Assembled Heating Unit
I needed a system that would not be susceptible to heat so I borrowed from the construction industry unistrut building structures and sheet metal from the heating and cooling system. Got it all put together and came up with this contraption that I think will work.
The next step was to figure out how to get the wiring into the freezer to run everything. I enlarged the drain hole in the freezer and the wires for the heating element, thermostat sensor and power for the circulation fans. It worked great and I was seeing the project come together. I moved this unit into the freezer. The test of all my measurements and proof of concept. TADA!
Heating Unit (Installed Freezer)
As you can see to the left, the heating unit fit perfectly into
the freezer. With that done, I had to get a few more components; a box to put the controls in and terminal strips to connect everything together and make it all work.
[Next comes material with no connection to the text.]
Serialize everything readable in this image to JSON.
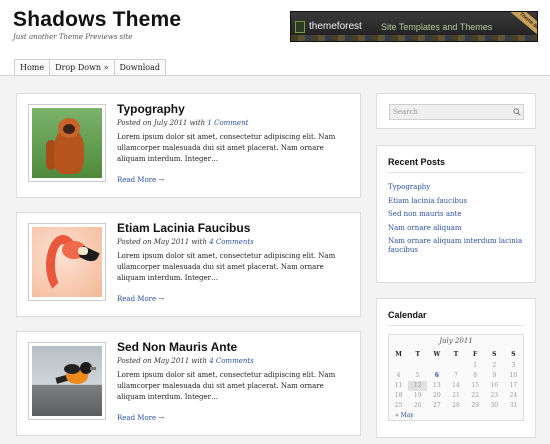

Next, we started working on the wiring. We made sure that the wire size would handle the power that we were running to the components and now we needed to wire it all up.
Controll Box Internal Wiring
The picture to the left displays the internal wiring of the control box. Everything fit well, and with the use of a Dremel.

I was able to cut the necessary holes for the temperature controller and power into to the box.
The added lines that need to come in from the freezer had to be added. We found the right size gromets that we needed to do that. We drilled the necessary holes. The picture below is what the back of the control box looks like with all of the wires connected.
Controll Box Wiring Connection (Back)
Controll Box Wiring Connection (Front)
I have to add a floor to the freezer so the warm air can get around the buckets of honey I need to put in the warming freezer.
I am really happy with the competed project. I took it from an idea, continued to conceptualize the project, found the necessary components, and put it together and the whole thing works. Life is beeautifully good.
Finished Project
What is going to be my next project? I don’t think anything can stop me. Bee safe and healthy.